The Mayo Clinic research hospital, among others, have been participating in testing of Google’s Med-PaLM 2 since April, according to an article published in The Wall Street Journal this morning.
PaLM 2, which was unveiled at Google I/O in May of this year, has a variation called Med-PaLM 2. The language model supporting Google’s Bard is PaLM 2.
According to WSJ, an internal email it received stated that Google thinks its modified approach can be especially useful in nations with “more limited access to doctors.”
The AI tool was trained on a selected collection of demos from medical experts, which according to Google will make it more adept at engaging in healthcare-related conversations than chatbots like Bard, Bing, and ChatGPT.
Google Medical AI Tool Med-PaLM 2 Accuracy Issues
The research Google published in May (pdf) demonstrating that Med-PaLM 2 still has some accuracy problems that we are accustomed to finding in large language models is also mentioned in the paper.

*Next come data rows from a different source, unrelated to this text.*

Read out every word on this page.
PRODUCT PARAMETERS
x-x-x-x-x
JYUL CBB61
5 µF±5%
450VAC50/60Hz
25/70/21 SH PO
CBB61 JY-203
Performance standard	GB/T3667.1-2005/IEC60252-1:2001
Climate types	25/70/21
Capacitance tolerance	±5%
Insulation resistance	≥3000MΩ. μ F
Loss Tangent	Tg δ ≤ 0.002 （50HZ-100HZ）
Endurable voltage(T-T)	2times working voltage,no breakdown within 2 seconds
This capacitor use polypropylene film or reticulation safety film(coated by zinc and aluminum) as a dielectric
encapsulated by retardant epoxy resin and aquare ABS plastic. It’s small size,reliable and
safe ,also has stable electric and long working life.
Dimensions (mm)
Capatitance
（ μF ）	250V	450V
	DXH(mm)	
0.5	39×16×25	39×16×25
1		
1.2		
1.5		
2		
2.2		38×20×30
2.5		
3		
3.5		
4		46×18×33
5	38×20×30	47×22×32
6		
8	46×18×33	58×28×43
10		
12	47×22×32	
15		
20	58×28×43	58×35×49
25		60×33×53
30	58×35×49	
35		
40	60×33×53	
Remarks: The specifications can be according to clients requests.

In the study, doctors judged Google’s both medical AI tools answers to be less accurate and contain more unrelated material than those of other doctors.
However, Med-PaLM 2 fared roughly as well as the real doctors in practically every other criterion, including demonstrating signs of reasoning, answers that were supported by agreement, and showing no trace of improper comprehension.
Customers testing Med-PaLM 2 will have control over their encrypted data, according to the WSJ, and Google won’t have access to it.
According to Greg Corrado, senior research director at Google, the new AI tool is still in its infancy. Despite not wanting it to be a part of his own family’s “healthcare journey,” Corrado said he thinks the AI tool “takes the places in healthcare where AI can be beneficial and expands them by 10-fold.”